ラストではリハーサル場面に再び戻って「霧笛」のセリフが繰り返されるが、ここの演出が素晴らしい。冒頭ではギャグとして見えていたものが全く違うものとして見えてくるのだ。たしかに構造はハッキリしていたかもしれないが、ありえないことばかりが起きていく中で、奇跡的なバランスをアクロバティックに成立させている。
萩尾望都はこのラストを以下のように評している。
そう、悲しい。しかし、悲しいだけではない。
先生を演じた上杉祥三は、他の役者さんと比べると不器用な印象で、特に序盤は空回りする場面もあったように思うが、ラストでは彼の良さであろう熱さ&誠実さ&悲しさが爆発。誰しもが直面する人と人との別れに際して、死を割り切るのではなく、割り切らないまま人類がつないできたのがラセン方程式であり、死や別れを超越したその情感を全身全霊で伝えている。
『半神』の普遍性
野田秀樹は2014年、韓国での『半神』再演の際にこう書いている。
『半神』は双子の物語ではあるが、描かれているのはずっとソバにいたはずの人がいなくなる悲しみである。それは肉親や友人だったりもするだろう。場面によってはシュラを通して、子を育てる母の姿さえ見て取れる。だからこそ普遍性があり、多くの人の心に何かを残し、再演を熱望されるのではないか。
NODA・MAP第6回公演『半神』
探せば結構あるもので、画質こそ悪かったもののこちらも拝見。
シュラに深津絵里、マリアに加藤貴子、先生に勝村政信、スフィンクスに佐々木蔵之介、両親の役に山崎一&鷲尾真知子といった面々。

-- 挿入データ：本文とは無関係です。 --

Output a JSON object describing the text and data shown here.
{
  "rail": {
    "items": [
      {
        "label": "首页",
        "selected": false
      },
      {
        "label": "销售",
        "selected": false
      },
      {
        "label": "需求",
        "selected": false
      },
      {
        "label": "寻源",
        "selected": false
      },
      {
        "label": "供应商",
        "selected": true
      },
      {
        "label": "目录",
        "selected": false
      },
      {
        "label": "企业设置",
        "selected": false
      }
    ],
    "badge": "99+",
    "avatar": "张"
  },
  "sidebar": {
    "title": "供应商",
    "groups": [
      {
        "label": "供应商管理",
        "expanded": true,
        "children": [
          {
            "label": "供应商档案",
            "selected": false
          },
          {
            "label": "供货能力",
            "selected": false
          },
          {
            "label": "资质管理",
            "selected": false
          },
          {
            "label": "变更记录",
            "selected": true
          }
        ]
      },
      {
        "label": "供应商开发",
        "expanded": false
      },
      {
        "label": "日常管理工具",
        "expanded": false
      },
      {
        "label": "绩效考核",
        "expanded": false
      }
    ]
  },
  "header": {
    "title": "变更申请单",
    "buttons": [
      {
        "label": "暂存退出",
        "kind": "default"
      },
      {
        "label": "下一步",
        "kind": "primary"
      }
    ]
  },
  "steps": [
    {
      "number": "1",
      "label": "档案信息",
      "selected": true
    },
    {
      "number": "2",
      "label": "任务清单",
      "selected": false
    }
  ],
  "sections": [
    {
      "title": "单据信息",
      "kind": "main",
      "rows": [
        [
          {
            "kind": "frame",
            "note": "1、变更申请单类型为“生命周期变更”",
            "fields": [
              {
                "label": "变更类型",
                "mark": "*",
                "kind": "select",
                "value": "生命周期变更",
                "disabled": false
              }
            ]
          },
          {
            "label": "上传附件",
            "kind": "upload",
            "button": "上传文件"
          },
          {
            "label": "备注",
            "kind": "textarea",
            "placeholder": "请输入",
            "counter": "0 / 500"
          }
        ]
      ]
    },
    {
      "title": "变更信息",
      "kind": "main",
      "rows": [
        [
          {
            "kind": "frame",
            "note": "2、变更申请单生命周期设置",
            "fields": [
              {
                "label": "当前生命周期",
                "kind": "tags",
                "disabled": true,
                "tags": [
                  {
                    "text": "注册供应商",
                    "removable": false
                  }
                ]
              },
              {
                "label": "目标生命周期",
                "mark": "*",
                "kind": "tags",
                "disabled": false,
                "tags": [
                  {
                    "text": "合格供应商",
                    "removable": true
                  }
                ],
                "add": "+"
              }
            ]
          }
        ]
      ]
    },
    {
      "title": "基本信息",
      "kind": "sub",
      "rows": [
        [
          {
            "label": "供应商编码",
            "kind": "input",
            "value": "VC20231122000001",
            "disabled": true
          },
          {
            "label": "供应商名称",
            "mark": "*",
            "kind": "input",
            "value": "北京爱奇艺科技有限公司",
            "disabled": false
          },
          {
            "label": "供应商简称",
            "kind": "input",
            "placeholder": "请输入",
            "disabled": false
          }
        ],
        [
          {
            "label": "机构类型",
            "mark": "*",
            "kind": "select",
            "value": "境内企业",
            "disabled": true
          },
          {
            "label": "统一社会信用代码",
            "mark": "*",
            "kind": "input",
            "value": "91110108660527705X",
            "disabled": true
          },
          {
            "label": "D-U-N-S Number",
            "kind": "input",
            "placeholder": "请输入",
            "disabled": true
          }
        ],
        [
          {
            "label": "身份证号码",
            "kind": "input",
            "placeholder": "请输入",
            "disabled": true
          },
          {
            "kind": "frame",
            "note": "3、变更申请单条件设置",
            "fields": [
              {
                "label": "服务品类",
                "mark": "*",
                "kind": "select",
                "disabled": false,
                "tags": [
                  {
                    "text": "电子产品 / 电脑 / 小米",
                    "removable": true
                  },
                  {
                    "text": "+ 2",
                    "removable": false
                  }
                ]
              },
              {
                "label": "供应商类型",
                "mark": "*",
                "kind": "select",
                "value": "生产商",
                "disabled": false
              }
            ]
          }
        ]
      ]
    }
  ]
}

88年の上演時にはややスベっていた「恋したり、愛したり」のくだり、「空に太陽があるかぎり」の音色や照明・ダンスが変更。シュラの場面では鏡をうまく使ったりと、全体的に演出面のブラッシュアップがなされている。舞台装置にも大きな変更があり、中央の二重らせん階段がなくなったりもしている。
個人的には88年版のドアをカシャッとやり、その歩みとともに霧笛が聞こえ、燈台の明かりが回転するラストの演出が好きだったので、それがなくなってしまったのはやや残念。役者陣はより笑える配役で、これは良し悪しなのだが、それもあって最後の情感は遊眠社版の方があるようにも感じた。
深津絵里は円城寺あやより邪気がみなぎっており、「助かるのは私だわ」には背筋がゾクッとしたが、マリアの加藤貴子も含め、声質・声色がキーキーしていて、まあ、もうこうなると好みでしかないのだが。